The Venture Collective or TVC plans to support start-ups during what it calls the “valley of death,” the period between incorporation and the new company’s first venture funding round, known as series A. During this period, says TVC, is when most start-ups fail, and most venture investors are also less interested in providing funds. Likewise, this early-stage period is when start-ups need the best advice to navigate the inevitable obstacles, often unique to each new enterprise.

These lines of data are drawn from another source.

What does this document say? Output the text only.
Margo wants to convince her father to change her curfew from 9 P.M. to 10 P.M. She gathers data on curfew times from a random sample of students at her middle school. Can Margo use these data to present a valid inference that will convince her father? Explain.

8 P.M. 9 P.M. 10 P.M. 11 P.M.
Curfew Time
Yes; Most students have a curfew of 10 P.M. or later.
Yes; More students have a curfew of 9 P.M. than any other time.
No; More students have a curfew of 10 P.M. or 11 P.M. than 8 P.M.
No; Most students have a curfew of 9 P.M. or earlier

TVC says it provides early pre-seed stage financing from its partners, as well as a group of co-investors including other entrepreneurs, high net-worth individuals, and wealth management advisers serving investor families, called family offices. For these co-investors, TVC says it serves as advisers, identifying the most promising early-stage investment opportunities. The co-investors can also provide further financing in later venture rounds as companies succeed and grow.
According to TechCrunch, TVC allocates an initial amount of funds per start-up. The company says it will invest $100,000 per month in start-ups from that allocation, with later rounds ranging from $1 million to $5 million as warranted.
To supplement its funding, TVC says it also provides personalized advice to start-ups beyond the level offered by most early-stage investor funds. In fact, TVC publicly commits to offer two-thirds of its partners’ time to helping portfolio companies. In addition, TVC says it works out individualized assistance plans for each supported start-up, spelling out the help portfolio companies can expect to receive.
A key goal of TVC is to support more start-ups founded by women and ethnic minorities. The company cites data showing less than three percent of venture capital funds are invested in start-ups found by women, and less than a quarter (23%) of venture-funded start-up founders are ethnically non-White. In many cases, says TVC, venture investments are made through existing networks — people they already know — supporting start-ups founded by people that look and speak like the investors.
TVC plans to break that syndrome by forming an advisory community it calls The Collective, made up of other entrepreneurs and investors with many women and ethnic groups represented, which TVC says will actively seek out start-ups founded by people without ready access to capital.
In a blog post on Medium, the company notes, “If the purpose of venture capital is to create outsized returns by investing with conviction in areas and opportunities that others are overlooking, then equal representation of founders from all backgrounds may be the single greatest way to financially outperform in what is a highly competitive and homogenized venture market.”